One interesting thing: Phil Coomes, who authors the blog, also includes an infrared photo of a space shuttle taking off. When you look closely you can see what appears to be the notorious infrared hot-spot right in the centre. This hot-spot is something that appears in digital infrared photographs, not film, and is 'best' seen with the lens stopped down and with something bright towards the centre of the shot. Not all lens/sensor combinations suffer from it, but most do. I have not seen any scientific analysis of the cause of this but it is a bane of digital infrared photography. 2010 must be the year that the hot spot is vanquished!


  1. I am an infra red photographer, see my website

    Last year my shot of Greenwich Park won a 'commended' award in the Landscape Photographer of the Year 2008.

    More info at

    Mike Curry

  2. Congrats on the article. I had never really heard much about infra red used for photography before, but I'm interested in find out more now.

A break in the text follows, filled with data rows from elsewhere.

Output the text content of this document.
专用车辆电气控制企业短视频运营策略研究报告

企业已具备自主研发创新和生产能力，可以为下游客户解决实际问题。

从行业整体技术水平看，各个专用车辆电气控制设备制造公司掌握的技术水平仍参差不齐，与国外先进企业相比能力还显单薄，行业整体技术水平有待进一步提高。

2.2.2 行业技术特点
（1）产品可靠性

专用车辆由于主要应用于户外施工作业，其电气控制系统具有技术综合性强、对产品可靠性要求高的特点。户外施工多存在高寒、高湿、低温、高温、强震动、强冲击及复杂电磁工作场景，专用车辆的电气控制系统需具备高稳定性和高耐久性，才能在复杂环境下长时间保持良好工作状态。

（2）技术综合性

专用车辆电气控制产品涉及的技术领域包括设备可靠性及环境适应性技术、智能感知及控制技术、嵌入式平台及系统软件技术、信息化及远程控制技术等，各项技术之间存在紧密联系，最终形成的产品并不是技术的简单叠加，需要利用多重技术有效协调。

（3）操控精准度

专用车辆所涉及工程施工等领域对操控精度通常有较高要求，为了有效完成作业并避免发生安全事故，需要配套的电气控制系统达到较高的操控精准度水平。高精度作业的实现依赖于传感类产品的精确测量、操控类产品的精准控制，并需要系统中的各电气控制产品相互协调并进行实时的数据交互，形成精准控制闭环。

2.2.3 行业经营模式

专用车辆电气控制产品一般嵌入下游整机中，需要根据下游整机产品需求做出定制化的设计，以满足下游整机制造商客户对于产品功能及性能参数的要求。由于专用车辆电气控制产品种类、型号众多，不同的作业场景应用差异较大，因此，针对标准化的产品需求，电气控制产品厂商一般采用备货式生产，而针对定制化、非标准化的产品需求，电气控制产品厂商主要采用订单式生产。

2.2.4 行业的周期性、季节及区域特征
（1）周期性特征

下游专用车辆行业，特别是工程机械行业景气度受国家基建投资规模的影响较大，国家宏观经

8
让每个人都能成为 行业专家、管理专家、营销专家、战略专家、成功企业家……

  3. Congratulations on the article. It was my understanding that hot spots are caused by the infrared light bouncing around inside the camera- bouncing off the filter over the sensor and back up to the back elememt of the lens and once again back down to the censor where it shows up as more light (brighter) in the image. Newer lenses with more coatings actually seem to cause even more light to reflect (they control light passing through the lens in both directions- bouncing excess light away on the front of the lens too). So I have read someplace anyways.

  4. The mystery to me is the role of the sensor in this process. I have no evidence that it happens with film, even with the same lenses, so the camera does 'cause' it in some way. Yet some lenses have it and some don't.

    Also, the hot spot happens both with and without an infrared blocking filter (I found it on the IS-1 for example). This means that the filter itself isn't the prime cause but also suggests that the sensor isn't either, as hardly any infrared reaches the sensor if a blocking filter is in place and any that did bounce off it would be re-attenuated on the way back.